For joint spousal loans and loans that spouses co-sign, PenFed evaluates the couple based on their combined income and counts shared debts, like mortgages, only once. This allows more individuals — such as stay-at-home parents with good credit — to meet PenFed’s lending criteria.
Other lenders may evaluate spouses separately. Ask a lender about its policy before applying.
In 2019, 67% of co-signed PenFed student loan refinances were spousal loans, according to Zoeller.
Refinancing could make divorce messier
If you co-sign a refinancing loan or combine debts with your spouse, you’re equally responsible for repaying the balance — even after a divorce.
“There is no exit ramp,” says Joshua R.I. Cohen, a lawyer in West Dover, Vermont, who operates TheStudentLoanLawyer.com.
For example, Cohen says a divorce decree could outline who’s responsible for repayment, but both names remain legally on the debt. That means if one spouse doesn’t pay, the other still suffers the consequences of missed payments, like damaged credit and collection calls.
Divorcees could refinance the loan or portions of it into their individual names to get around this, but only by meeting a lender’s income and credit qualifications on their own.
Should you say 'I do' to joint refinancing?
Still have cold feet about refinancing with your spouse? These steps may help protect you:
Try co-signing first. Co-signing may have a valuable option that spousal loans lack: programs that eventually remove your spouse from the loan. Co-signer release policies vary by lender; PenFed, for example, doesn’t release spouse co-signers.
Get extra life insurance. Cover yourself if your partner dies and you have to pay a hefty spousal loan on your own. You may owe the balance on a co-signed loan as well, depending on a lender’s policies.
Know what you're giving up. Once you refinance loans, you can’t get your original loans back. If you want or need federal loan benefits, like alternate repayment plans and forgiveness programs, don’t refinance them.
Cohen also says to make sure the savings are worth it.
“I would rather pay 2% more in interest and know I’m not tied to this idiot for the rest of my life,” he says.
Joint refinancing could stick you with unaffordable debt
Kathy Snell, 55, of Eugene, Oregon, would love to undo her spousal loan. But it has nothing to do with her marriage.
“We’ve managed even through all the financial stuff to stay happily married,” Snell says.
That “stuff” includes a joint student loan that’s grown to almost $420,000.
Snell and her husband combined their loans via a federal program that ended in 2006. Their loan isn’t eligible for Public Service Loan Forgiveness, which forgives the federal loans of borrowers working for qualifying employers — like the University of Oregon, where Snell is an attending veterinarian.

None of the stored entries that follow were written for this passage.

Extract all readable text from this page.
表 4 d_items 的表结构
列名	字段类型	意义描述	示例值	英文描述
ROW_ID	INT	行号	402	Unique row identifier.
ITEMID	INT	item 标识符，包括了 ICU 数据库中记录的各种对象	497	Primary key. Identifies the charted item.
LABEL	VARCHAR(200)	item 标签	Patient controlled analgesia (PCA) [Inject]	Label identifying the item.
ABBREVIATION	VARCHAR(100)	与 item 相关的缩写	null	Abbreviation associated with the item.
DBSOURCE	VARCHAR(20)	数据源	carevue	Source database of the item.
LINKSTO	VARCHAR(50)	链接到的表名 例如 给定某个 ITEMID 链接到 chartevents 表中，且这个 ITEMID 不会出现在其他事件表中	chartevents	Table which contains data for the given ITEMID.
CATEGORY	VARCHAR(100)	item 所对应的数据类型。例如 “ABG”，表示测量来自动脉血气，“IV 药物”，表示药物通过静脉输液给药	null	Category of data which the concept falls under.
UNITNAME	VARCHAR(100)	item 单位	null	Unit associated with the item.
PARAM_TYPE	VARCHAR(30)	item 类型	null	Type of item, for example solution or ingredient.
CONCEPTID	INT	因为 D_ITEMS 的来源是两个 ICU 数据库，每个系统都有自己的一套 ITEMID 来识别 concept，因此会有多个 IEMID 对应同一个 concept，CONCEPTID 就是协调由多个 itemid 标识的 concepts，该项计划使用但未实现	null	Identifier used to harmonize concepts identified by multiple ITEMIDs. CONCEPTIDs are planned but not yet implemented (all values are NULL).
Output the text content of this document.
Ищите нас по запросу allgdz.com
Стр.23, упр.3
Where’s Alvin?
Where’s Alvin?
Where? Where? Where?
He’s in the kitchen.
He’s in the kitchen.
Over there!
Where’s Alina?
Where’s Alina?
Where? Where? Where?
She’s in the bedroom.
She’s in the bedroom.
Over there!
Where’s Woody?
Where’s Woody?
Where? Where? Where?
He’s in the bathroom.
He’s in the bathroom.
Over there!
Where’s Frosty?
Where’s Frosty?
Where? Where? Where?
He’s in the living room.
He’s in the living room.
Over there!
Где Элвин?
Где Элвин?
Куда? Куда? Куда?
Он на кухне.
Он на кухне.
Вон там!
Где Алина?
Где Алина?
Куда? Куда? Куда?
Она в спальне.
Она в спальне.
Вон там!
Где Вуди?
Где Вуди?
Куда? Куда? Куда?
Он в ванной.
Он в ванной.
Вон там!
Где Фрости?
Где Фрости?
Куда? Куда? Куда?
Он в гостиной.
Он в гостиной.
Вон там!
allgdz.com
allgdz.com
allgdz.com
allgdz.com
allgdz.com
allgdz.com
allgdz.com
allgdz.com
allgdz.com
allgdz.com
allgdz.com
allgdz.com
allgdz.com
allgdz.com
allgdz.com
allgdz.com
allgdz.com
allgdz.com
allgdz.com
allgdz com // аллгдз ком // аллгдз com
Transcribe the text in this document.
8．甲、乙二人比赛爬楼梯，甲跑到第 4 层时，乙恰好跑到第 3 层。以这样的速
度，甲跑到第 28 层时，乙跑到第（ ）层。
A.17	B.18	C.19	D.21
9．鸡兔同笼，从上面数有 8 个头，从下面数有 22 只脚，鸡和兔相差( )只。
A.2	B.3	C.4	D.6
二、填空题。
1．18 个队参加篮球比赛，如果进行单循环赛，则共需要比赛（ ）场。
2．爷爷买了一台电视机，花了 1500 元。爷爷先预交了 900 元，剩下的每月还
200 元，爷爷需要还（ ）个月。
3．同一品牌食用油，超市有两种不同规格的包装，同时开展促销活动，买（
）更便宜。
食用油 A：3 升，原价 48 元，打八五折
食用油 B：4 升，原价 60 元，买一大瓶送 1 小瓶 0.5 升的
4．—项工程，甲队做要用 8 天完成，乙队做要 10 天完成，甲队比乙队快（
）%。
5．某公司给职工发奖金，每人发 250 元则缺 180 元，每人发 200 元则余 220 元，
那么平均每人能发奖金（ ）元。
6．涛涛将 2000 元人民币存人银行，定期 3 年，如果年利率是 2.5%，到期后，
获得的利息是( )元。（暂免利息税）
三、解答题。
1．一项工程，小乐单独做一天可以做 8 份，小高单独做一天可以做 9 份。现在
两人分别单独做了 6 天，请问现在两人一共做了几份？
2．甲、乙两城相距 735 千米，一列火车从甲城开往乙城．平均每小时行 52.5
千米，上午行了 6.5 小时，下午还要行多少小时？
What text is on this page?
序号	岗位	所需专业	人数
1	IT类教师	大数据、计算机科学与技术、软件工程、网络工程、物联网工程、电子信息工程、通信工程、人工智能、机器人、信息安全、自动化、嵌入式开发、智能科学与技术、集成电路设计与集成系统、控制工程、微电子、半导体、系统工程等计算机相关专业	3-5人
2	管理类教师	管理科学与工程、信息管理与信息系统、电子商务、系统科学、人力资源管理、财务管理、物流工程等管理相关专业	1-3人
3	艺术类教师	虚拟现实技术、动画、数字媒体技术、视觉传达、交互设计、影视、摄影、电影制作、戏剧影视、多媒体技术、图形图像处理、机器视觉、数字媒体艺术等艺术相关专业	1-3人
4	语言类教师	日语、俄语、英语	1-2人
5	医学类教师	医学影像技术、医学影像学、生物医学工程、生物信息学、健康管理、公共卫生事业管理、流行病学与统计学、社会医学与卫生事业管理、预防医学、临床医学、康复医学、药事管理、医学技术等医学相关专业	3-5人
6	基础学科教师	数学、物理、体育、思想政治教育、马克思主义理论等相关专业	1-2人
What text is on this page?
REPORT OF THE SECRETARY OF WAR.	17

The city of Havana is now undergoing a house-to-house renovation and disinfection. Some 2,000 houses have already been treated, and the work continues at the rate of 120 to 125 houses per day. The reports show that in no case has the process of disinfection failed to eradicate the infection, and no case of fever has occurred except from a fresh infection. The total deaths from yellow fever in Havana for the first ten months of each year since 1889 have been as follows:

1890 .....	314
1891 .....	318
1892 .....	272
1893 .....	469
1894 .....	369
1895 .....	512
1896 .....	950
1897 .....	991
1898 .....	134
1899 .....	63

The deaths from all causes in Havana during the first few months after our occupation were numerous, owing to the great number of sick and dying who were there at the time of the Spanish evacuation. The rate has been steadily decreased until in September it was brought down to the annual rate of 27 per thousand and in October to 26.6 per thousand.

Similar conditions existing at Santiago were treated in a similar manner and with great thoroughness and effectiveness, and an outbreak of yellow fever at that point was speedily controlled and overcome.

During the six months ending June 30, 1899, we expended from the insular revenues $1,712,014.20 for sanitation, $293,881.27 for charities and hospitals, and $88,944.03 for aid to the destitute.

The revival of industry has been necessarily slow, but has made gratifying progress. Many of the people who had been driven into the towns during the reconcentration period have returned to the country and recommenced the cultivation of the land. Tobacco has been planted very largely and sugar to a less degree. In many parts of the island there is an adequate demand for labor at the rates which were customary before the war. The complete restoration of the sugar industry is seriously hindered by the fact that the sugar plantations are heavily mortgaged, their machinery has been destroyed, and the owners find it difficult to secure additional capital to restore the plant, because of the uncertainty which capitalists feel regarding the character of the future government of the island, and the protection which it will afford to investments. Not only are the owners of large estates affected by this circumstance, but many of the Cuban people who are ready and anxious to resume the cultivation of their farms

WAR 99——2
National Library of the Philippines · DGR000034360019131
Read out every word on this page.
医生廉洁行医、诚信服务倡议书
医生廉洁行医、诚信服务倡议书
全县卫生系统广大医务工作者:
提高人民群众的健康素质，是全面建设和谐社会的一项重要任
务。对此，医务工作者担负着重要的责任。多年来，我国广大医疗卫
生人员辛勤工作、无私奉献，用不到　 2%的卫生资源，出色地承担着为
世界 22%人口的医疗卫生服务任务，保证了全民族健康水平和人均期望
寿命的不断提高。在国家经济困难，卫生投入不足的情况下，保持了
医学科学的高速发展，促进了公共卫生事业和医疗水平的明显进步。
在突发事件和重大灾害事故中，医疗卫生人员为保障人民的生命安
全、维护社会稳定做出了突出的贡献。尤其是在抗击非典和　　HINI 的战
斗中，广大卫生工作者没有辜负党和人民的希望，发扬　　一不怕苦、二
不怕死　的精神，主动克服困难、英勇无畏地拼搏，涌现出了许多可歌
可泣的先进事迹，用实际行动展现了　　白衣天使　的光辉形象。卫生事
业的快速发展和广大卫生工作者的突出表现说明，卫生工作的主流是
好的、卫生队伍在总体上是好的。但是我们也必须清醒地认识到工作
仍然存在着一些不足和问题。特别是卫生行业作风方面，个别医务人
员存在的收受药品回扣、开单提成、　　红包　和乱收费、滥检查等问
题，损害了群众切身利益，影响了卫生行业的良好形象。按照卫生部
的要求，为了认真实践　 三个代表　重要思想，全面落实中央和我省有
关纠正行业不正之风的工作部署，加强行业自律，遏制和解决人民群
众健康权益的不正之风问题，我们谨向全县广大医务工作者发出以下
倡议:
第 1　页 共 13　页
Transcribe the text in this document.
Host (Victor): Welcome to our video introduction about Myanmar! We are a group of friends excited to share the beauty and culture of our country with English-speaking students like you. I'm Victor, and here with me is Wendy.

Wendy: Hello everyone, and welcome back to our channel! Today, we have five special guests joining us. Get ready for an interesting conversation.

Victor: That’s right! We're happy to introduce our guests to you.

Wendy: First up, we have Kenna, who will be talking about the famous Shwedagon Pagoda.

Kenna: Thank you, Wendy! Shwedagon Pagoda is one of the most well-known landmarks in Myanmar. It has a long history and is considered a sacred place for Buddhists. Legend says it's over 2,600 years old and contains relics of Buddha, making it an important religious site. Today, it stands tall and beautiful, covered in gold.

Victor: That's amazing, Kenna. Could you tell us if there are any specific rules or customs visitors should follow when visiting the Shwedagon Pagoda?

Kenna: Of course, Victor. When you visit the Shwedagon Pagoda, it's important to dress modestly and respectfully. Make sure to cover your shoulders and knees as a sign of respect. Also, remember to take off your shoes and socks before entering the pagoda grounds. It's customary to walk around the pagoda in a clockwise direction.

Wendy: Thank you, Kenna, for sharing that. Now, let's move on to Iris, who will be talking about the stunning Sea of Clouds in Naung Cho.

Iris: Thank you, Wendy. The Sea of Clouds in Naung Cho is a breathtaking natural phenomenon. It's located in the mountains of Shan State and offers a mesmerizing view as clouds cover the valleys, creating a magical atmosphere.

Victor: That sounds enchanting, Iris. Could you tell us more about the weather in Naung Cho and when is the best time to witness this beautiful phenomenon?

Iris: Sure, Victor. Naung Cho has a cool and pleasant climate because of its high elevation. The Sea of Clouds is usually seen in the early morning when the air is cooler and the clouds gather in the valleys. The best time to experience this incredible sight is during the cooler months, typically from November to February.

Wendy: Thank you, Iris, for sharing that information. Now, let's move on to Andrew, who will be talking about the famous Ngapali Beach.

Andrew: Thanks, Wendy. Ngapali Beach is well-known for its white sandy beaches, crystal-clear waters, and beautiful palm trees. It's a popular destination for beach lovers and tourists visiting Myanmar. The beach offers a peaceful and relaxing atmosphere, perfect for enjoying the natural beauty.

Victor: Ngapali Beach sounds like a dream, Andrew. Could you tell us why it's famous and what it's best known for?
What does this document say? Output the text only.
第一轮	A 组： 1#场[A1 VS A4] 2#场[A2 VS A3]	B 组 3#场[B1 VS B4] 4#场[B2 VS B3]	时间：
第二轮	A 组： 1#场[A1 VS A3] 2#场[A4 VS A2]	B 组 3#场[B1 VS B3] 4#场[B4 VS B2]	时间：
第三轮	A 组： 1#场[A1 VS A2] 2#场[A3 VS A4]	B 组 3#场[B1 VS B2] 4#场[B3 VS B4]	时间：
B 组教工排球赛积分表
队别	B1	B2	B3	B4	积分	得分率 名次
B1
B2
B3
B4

Other federal borrowers can consolidate existing loans to eventually qualify for this program. But federal spousal loans can’t be reconsolidated. Legislation to let spouses unbundle these loans is part of the College Affordability Act, which is under consideration by Congress.
While Snell’s circumstances don’t apply to private loans, she still cautions couples about the flexibility they lose by combining loans.
“Knowing now what I know, I would recommend against it,” Snell says. “Keep those student loans in your individual pot.”